The influence the Bank enjoys today derives in large part from the
patronage networks it established in countries that later became its
customers and, of course, its debtors. The World Bank pursued a
policy of active influence-peddling in order to build up its network
of debtors.
From the 1950s onwards, one of the Bank's main objectives was
to 'build up institutions'. This building programme usually involved
the creation of autonomous agencies within governments, agencies
which became long-term borrowers from the World Bank. Such
agencies were intentionally founded in such a way as to be relatively
independent financially from their governments and free from the
control of local political institutions. They became natural relays for
the Bank, to which they owed their very existence.
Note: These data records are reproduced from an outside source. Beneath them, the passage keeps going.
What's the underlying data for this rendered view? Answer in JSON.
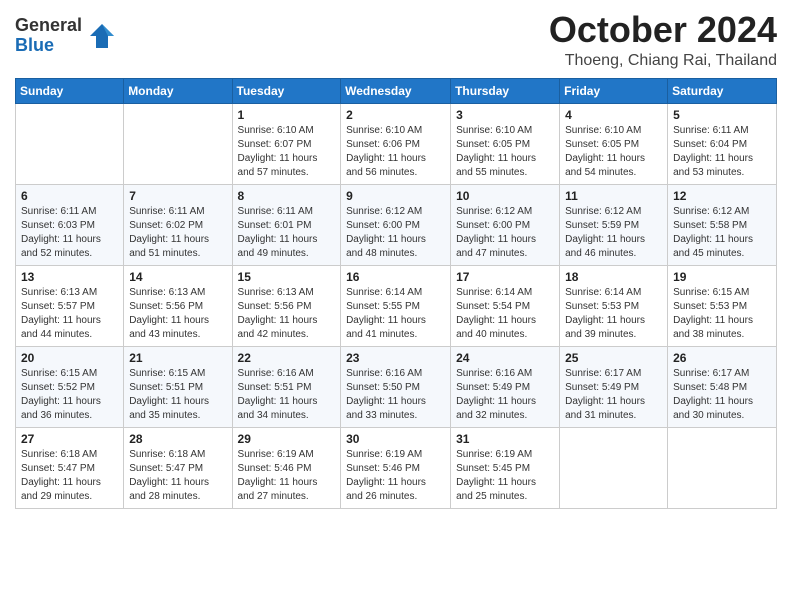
{
  "logo": {
    "general": "General",
    "blue": "Blue"
  },
  "title": "October 2024",
  "subtitle": "Thoeng, Chiang Rai, Thailand",
  "days_of_week": [
    "Sunday",
    "Monday",
    "Tuesday",
    "Wednesday",
    "Thursday",
    "Friday",
    "Saturday"
  ],
  "weeks": [
    [
      {
        "day": "",
        "info": ""
      },
      {
        "day": "",
        "info": ""
      },
      {
        "day": "1",
        "info": "Sunrise: 6:10 AM\nSunset: 6:07 PM\nDaylight: 11 hours and 57 minutes."
      },
      {
        "day": "2",
        "info": "Sunrise: 6:10 AM\nSunset: 6:06 PM\nDaylight: 11 hours and 56 minutes."
      },
      {
        "day": "3",
        "info": "Sunrise: 6:10 AM\nSunset: 6:05 PM\nDaylight: 11 hours and 55 minutes."
      },
      {
        "day": "4",
        "info": "Sunrise: 6:10 AM\nSunset: 6:05 PM\nDaylight: 11 hours and 54 minutes."
      },
      {
        "day": "5",
        "info": "Sunrise: 6:11 AM\nSunset: 6:04 PM\nDaylight: 11 hours and 53 minutes."
      }
    ],
    [
      {
        "day": "6",
        "info": "Sunrise: 6:11 AM\nSunset: 6:03 PM\nDaylight: 11 hours and 52 minutes."
      },
      {
        "day": "7",
        "info": "Sunrise: 6:11 AM\nSunset: 6:02 PM\nDaylight: 11 hours and 51 minutes."
      },
      {
        "day": "8",
        "info": "Sunrise: 6:11 AM\nSunset: 6:01 PM\nDaylight: 11 hours and 49 minutes."
      },
      {
        "day": "9",
        "info": "Sunrise: 6:12 AM\nSunset: 6:00 PM\nDaylight: 11 hours and 48 minutes."
      },
      {
        "day": "10",
        "info": "Sunrise: 6:12 AM\nSunset: 6:00 PM\nDaylight: 11 hours and 47 minutes."
      },
      {
        "day": "11",
        "info": "Sunrise: 6:12 AM\nSunset: 5:59 PM\nDaylight: 11 hours and 46 minutes."
      },
      {
        "day": "12",
        "info": "Sunrise: 6:12 AM\nSunset: 5:58 PM\nDaylight: 11 hours and 45 minutes."
      }
    ],
    [
      {
        "day": "13",
        "info": "Sunrise: 6:13 AM\nSunset: 5:57 PM\nDaylight: 11 hours and 44 minutes."
      },
      {
        "day": "14",
        "info": "Sunrise: 6:13 AM\nSunset: 5:56 PM\nDaylight: 11 hours and 43 minutes."
      },
      {
        "day": "15",
        "info": "Sunrise: 6:13 AM\nSunset: 5:56 PM\nDaylight: 11 hours and 42 minutes."
      },
      {
        "day": "16",
        "info": "Sunrise: 6:14 AM\nSunset: 5:55 PM\nDaylight: 11 hours and 41 minutes."
      },
      {
        "day": "17",
        "info": "Sunrise: 6:14 AM\nSunset: 5:54 PM\nDaylight: 11 hours and 40 minutes."
      },
      {
        "day": "18",
        "info": "Sunrise: 6:14 AM\nSunset: 5:53 PM\nDaylight: 11 hours and 39 minutes."
      },
      {
        "day": "19",
        "info": "Sunrise: 6:15 AM\nSunset: 5:53 PM\nDaylight: 11 hours and 38 minutes."
      }
    ],
    [
      {
        "day": "20",
        "info": "Sunrise: 6:15 AM\nSunset: 5:52 PM\nDaylight: 11 hours and 36 minutes."
      },
      {
        "day": "21",
        "info": "Sunrise: 6:15 AM\nSunset: 5:51 PM\nDaylight: 11 hours and 35 minutes."
      },
      {
        "day": "22",
        "info": "Sunrise: 6:16 AM\nSunset: 5:51 PM\nDaylight: 11 hours and 34 minutes."
      },
      {
        "day": "23",
        "info": "Sunrise: 6:16 AM\nSunset: 5:50 PM\nDaylight: 11 hours and 33 minutes."
      },
      {
        "day": "24",
        "info": "Sunrise: 6:16 AM\nSunset: 5:49 PM\nDaylight: 11 hours and 32 minutes."
      },
      {
        "day": "25",
        "info": "Sunrise: 6:17 AM\nSunset: 5:49 PM\nDaylight: 11 hours and 31 minutes."
      },
      {
        "day": "26",
        "info": "Sunrise: 6:17 AM\nSunset: 5:48 PM\nDaylight: 11 hours and 30 minutes."
      }
    ],
    [
      {
        "day": "27",
        "info": "Sunrise: 6:18 AM\nSunset: 5:47 PM\nDaylight: 11 hours and 29 minutes."
      },
      {
        "day": "28",
        "info": "Sunrise: 6:18 AM\nSunset: 5:47 PM\nDaylight: 11 hours and 28 minutes."
      },
      {
        "day": "29",
        "info": "Sunrise: 6:19 AM\nSunset: 5:46 PM\nDaylight: 11 hours and 27 minutes."
      },
      {
        "day": "30",
        "info": "Sunrise: 6:19 AM\nSunset: 5:46 PM\nDaylight: 11 hours and 26 minutes."
      },
      {
        "day": "31",
        "info": "Sunrise: 6:19 AM\nSunset: 5:45 PM\nDaylight: 11 hours and 25 minutes."
      },
      {
        "day": "",
        "info": ""
      },
      {
        "day": "",
        "info": ""
      }
    ]
  ]
}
The creation of these patronage networks was a cornerstone of
World Bank strategy for getting involved in the economic policies of
Third World countries.
Obeying no rules but their own (often drawn up in keeping with
World Bank recommendations), staffed by big-name local
technocrats who shared World Bank aims, championed and admired
by the Bank, these agencies served to create a stable and reliable
source for what the Bank needed most: 'viable' loan proposals. They
also provided a parallel power base through which the Bank was able
to transform national economies - nay, entire societies - without
having to bother with the 'cumbersome' process of democratic
control and debate.


The implications of such a policy are most worrying. The
International Legal Center (ILC) in New York carried out a study of
the Bank's involvement in Colombia between 1949 and 1972. The
ILC report concludes that the Bank's autonomous agencies had a
profound impact on political structure and social development
throughout the region. They weakened 'the system of political parties
and the respective roles of the legislature and judiciary' (Rich, 1994).


By the 1960s the Bank had set up its own new mechanisms for
continually intervening in the internal affairs of borrower-countries.
The Bank, however, emphatically denies that such interventions are
political in nature. On the contrary, it insists that its policies in no way
impinge on power structures, and that political and economic
matters occupy two discrete spheres.